Impactos nos custos dos planos de saúde

Um estudo do Instituto Brasileiro de Defesa do Consumidor (Idec) revelou que os reajustes dos planos coletivos em 2023 superaram a inflação geral do país. O reajuste médio foi de 14,38%, enquanto a inflação do IPCA foi de 11,52%. 

Para 2025, as previsões indicam um aumento de 6,5%, o que, embora seja um cenário mais favorável, ainda assim traz desafios significativos para as operadoras e seus clientes.

Dessa forma, esse ambiente de incerteza jurídica e a escalada de processos contribuem para o aumento dos custos operacionais, o que é repassado para os clientes por meio de reajustes constantes. 

Afinal, essa falta de definições claras prejudica o setor como um todo, pois as operadoras ficam em uma posição difícil, sem saber exatamente até onde podem ir em relação ao que deve ser coberto. Como resultado, muitas delas optam por adotar uma postura mais conservadora, oferecendo coberturas limitadas para evitar riscos de litígios. 

Além disso, essa falta de segurança jurídica também torna o planejamento estratégico mais complexo, pois as operadoras não podem prever com precisão os custos que terão com processos judiciais.

A importância da sustentabilidade do setor

Para reverter o cenário de judicialização excessiva e os impactos negativos da regulação pouco restritiva, é importante que o Brasil implemente reformas no setor de saúde suplementar. 

Primeiramente, é necessário criar normas regulatórias mais claras e rígidas, que garantam um equilíbrio entre a cobertura obrigatória e a capacidade de operação das operadoras. Com regras mais restritivas e bem definidas, será possível reduzir a insegurança jurídica, evitando disputas legais desnecessárias.
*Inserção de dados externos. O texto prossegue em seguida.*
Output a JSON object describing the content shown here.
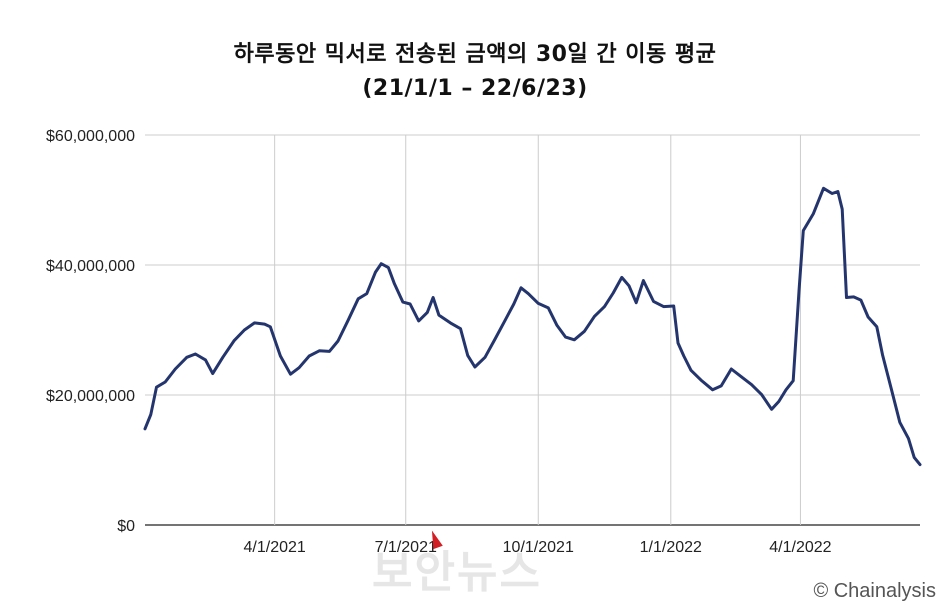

Além disso, é importante investir em gestão de custos mais eficiente, implementando tecnologias que permitam um melhor controle e uma abordagem mais personalizada para os pacientes. 

Essas mudanças podem ajudar a reduzir os custos operacionais e aumentar a transparência nas relações entre operadoras e clientes. Afinal, a adoção de tecnologias também pode colaborar para a redução do número de processos, uma vez que melhora a comunicação entre consumidores e operadoras, tornando mais fácil resolver disputas antes que cheguem aos tribunais.

Em suma, a regulação pouco restritiva no setor de planos de saúde tem gerado um ambiente propício para o aumento da judicialização, com impactos diretos tanto para as operadoras quanto para os consumidores. Dessa forma, a falta de regras claras e a flexibilização de normas, como a mudança no rol taxativo, contribuem para um cenário de insegurança jurídica, que só agrava a situação.

Para garantir a sustentabilidade do setor, é fundamental implementar reformas regulatórias que promovam maior segurança jurídica, controle de custos e acessibilidade à saúde. 

Sem essas mudanças, será difícil manter o equilíbrio entre a sustentabilidade das operadoras e o acesso a planos de saúde de qualidade para os brasileiros.